Maximalism in the home
We’re all going to spending a bit more time at home in the coming weeks and possibly months, so why not make the effort to take some of 2020’s biggest interior design trends in your stride?
For years, minimalism was the done thing in the home. Décor was all about neutral tones, clean lines and blank surfaces. Now however, maximalism is on the rise. This bright and bold movement calls for the introduction of more colour and pattern into the home.
From layered patterns to more ornaments to brighter hues, maximalism is all about bringing fun, energy and interest into your living space. And now feels like the perfect time to make your home a more interesting place.
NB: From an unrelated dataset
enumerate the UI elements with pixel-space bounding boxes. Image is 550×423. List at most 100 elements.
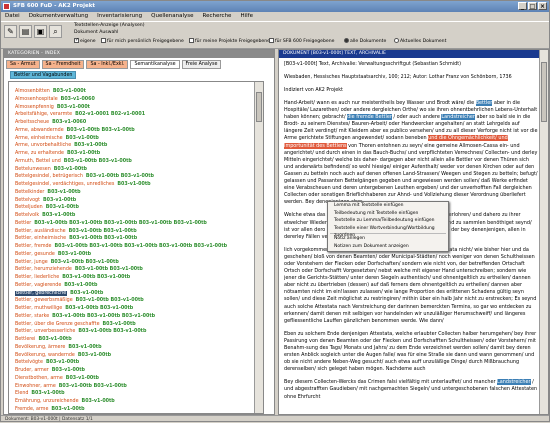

Celebrity culture isn’t set to go anywhere in 2020, but the relationship between celebrity and public is transforming. Celebrities nowadays are different to what they were say 10 or 20 years ago. Where once there were untouchable music stars and screen darlings, now the term celebrity can cover everything from singers to DJs to YouTube stars and influencers.
And because of this, we’re increasingly looking for something different from celebrities: authenticity. The thing that made Old Hollywood icons like Marylin Monroe and Audrey Hepburn so intriguing — mystery — is no longer wanted. Now, thanks to the rise of social media, people want their celebrities to seem more like real people. They want to see their homes, their families, their weekend activities.
And the coronavirus crisis is only likely to push this further. As the financial situation grows more severe for many families, people aren’t interested in seeing influencers showing off lavish lifestyles and selling expensive products. Instead, they want empathetic, human content that’s heart-warming as well as entertaining.